Niklas Luhmann’s Jokerzettel 9/8j

Many have asked about the meaning of Niklas Luhmann’s so-called jokerzettel over the past several years.

9/8j Im Zettelkasten ist ein Zettel, der das
Argument enthält, das die Behauptungen
auf allen anderen Zetteln widerlegt.

Aber dieser Zettel verschwindet, sobald man
den Zettelkasten aufzieht.
D.h. er nimmt eine andere Nummer an,
verstellt sich und ist dann nicht zu finden.

Ein Joker.

—Niklas Luhmann, ZK II: Zettel 9/8j

Translation:

9/8j In the slip box is a slip containing the argument that refutes the claims on all the other slips. But this slip disappears as soon as you open the slip box. That is, he assumes a different number, disguises himself and then cannot be found. A joker.

An Apocalyptic Interpretation

Here’s my slightly extended interpretation, based on my own practice with several thousands of cards, about what Luhmann meant:

Imagine you’ve spent your life making and collecting notes and ideas and placing them lovingly on index cards. You’ve made tens of thousands and they’re a major part of your daily workflow and support your life’s work. They define you and how you think.

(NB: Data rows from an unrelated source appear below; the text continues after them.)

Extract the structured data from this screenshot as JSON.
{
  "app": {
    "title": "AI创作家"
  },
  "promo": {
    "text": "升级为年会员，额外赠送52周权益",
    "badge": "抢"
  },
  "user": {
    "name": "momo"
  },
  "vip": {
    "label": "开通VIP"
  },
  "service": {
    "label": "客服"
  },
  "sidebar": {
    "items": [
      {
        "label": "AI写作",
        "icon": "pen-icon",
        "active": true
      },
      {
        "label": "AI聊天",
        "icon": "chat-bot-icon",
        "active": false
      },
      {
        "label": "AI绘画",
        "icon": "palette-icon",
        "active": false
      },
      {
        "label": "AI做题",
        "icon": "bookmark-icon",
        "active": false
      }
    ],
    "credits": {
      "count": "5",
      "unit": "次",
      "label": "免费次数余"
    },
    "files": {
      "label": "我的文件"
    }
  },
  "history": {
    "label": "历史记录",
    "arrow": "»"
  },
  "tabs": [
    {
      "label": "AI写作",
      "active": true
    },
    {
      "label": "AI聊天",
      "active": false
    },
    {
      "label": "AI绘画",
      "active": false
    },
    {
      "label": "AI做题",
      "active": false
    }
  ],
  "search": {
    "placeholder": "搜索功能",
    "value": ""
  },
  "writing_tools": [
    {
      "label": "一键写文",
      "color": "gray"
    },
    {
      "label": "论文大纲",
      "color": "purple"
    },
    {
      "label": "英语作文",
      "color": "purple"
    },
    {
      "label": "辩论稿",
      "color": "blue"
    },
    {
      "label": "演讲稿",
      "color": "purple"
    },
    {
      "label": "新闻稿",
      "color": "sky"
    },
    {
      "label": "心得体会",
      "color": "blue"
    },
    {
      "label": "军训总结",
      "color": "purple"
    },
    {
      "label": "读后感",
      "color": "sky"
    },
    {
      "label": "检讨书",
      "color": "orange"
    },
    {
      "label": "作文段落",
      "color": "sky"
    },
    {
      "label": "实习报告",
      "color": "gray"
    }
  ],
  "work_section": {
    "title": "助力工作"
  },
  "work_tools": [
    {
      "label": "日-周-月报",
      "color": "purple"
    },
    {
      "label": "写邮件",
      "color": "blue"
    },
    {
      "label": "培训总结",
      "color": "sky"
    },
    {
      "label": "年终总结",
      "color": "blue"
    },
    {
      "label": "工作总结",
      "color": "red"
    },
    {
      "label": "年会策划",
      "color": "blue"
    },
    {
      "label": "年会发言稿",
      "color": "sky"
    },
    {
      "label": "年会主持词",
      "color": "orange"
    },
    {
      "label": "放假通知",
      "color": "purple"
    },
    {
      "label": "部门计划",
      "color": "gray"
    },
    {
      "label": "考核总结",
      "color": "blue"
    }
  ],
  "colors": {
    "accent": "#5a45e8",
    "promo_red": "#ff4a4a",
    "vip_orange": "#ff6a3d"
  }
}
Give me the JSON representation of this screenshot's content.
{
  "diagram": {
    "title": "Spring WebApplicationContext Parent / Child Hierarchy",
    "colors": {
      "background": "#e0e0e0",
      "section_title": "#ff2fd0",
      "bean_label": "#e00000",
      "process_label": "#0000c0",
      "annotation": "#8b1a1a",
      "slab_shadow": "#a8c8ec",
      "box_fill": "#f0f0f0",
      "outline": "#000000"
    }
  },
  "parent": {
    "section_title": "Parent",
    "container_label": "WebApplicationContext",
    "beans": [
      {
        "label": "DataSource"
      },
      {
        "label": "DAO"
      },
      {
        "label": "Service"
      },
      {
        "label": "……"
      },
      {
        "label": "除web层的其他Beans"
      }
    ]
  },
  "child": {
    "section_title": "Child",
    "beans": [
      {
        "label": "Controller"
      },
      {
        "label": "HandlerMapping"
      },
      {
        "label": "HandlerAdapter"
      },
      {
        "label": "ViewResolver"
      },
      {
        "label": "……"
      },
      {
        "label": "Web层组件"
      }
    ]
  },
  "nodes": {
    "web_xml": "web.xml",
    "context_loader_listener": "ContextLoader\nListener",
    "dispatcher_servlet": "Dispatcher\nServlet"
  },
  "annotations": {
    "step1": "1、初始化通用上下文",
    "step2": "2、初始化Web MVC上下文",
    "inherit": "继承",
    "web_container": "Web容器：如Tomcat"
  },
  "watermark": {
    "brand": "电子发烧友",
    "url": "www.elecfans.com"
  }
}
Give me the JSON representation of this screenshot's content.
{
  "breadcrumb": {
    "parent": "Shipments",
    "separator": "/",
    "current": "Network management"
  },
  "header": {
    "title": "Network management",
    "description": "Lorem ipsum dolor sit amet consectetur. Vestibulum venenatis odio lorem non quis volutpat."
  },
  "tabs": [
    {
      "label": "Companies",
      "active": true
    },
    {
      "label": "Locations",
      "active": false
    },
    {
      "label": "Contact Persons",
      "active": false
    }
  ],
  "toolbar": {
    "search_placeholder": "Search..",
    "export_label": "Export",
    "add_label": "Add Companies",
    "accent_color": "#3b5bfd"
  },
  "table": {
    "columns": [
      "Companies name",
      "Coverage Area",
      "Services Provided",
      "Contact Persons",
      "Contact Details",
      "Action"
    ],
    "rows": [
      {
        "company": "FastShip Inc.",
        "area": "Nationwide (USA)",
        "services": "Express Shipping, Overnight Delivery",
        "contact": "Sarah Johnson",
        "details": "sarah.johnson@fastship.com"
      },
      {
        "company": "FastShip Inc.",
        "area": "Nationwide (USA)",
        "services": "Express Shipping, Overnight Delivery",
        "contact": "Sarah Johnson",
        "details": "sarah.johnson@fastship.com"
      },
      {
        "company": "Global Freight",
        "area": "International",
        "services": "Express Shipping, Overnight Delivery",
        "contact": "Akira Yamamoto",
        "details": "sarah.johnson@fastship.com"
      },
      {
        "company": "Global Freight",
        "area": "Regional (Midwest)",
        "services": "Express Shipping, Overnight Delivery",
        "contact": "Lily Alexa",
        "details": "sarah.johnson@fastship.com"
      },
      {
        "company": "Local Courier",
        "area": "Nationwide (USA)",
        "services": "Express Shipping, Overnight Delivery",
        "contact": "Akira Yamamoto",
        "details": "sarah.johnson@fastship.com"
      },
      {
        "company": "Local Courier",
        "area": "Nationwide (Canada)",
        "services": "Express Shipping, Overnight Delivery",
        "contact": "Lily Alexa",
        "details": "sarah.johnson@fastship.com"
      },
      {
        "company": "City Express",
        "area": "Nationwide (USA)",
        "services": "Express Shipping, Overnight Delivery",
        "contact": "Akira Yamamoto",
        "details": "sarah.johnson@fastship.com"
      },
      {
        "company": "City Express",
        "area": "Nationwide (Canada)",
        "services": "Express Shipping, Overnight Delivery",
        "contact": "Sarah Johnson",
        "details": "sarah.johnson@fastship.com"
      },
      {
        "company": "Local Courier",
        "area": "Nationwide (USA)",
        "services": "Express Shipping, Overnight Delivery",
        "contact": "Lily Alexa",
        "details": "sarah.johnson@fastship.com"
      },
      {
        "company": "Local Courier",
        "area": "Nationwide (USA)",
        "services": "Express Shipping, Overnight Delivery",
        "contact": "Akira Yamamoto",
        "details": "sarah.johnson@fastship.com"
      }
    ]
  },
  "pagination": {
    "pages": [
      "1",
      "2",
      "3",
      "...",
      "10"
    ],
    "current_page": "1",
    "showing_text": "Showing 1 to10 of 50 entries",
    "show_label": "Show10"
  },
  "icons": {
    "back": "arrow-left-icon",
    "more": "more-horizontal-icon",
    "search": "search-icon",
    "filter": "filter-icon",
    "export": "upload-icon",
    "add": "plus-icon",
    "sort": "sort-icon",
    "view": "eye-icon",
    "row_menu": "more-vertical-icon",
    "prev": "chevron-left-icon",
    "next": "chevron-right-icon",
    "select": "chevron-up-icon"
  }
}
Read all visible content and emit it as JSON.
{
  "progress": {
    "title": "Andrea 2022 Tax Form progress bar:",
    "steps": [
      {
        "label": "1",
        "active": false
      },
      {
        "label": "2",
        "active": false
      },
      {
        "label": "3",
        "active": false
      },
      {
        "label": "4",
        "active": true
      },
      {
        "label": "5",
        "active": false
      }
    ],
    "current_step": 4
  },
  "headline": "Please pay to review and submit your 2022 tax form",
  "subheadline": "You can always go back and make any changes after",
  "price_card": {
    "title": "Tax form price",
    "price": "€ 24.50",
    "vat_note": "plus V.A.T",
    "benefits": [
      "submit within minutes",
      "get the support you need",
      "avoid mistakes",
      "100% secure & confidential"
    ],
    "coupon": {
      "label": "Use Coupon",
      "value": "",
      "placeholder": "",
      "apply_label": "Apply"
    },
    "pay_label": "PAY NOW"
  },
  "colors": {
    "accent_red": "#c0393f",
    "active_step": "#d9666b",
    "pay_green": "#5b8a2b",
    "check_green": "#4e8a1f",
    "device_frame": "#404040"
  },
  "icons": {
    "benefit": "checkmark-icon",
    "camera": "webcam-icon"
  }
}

You agree with Friedrich Nietzsche’s concession to Heinrich Köselitz that “You are right — our writing tools take part in the forming of our thoughts.” Your time is alive with McLuhan’s idea that “The medium is the message.” or his friend John Culkin‘s aphorism, “We shape our tools and thereafter they shape us.”

Eventually you’re going to worry about accidentally throwing your cards away, people stealing or copying them, fires (oh! the fires), floods, or other natural disasters. You don’t have the ability to do digital back ups yet. You may ask yourself, can I truly trust my spouse not to destroy them? What about accidents like dropping them all over the floor and needing to reorganize them or worse, what if the ghost in the machine should rear its head?

You’ll fear the worst, but the worst only grows logarithmically in proportion to your collection.

Eventually you pass on opportunities elsewhere because you’re worried about moving your ever-growing collection. What if the war should obliterate your work? Maybe you should take them into the war with you, because you can’t bear to be apart?

If you grow up at a time when Schrödinger’s cat is in the zeitgeist, you’re definitely going to have nightmares that what’s written on your cards could horrifyingly change every time you look at them. Worse, knowing about the Heisenberg Uncertainly Principle, you’re deathly afraid that there might be cards, like electrons, which are always changing position in ways you’ll never be able to know or predict.

As a systems theorist, you view your own note taking system as a input/output machine. Then you see Claude Shannon’s “useless machine” (based on an idea of Marvin Minsky) whose only function is to switch itself off. You become horrified with the idea that the knowledge machine you’ve painstakingly built and have documented the ways it acts as an independent thought partner may somehow become self-aware and shut itself off!?!

And worst of all, on top of all this, all your hard work, effort, and untold hours of sweat creating thousands of cards will be wiped away by a potential unknowable single bit of information on a lone, malicious card; your only recourse is suicide, the unfortunate victim of dataism.

Of course, if you somehow manage to overcome the hurdle of suicidal thoughts, and your collection keeps growing without bound, then you’re sure to die in a torrential whirlwind avalanche of information and cards, literally done in by information overload.

But, not wishing to admit any of this, much less all of this, you imagine a simple trickster, a joker, something silly. You write it down on yet another card and you file it away into the box, linked only to the card in front of it, the end of a short line of cards with nothing following it, because what could follow it? Put it out of your mind and hope your fears disappear away with it, lost in your box like the jokerzettel you imagined. You do this with a self-assured confidence that this way of making sense of the world works well for you, and you settle back into the methodical work of reading and writing, intent on making your next thousands of cards.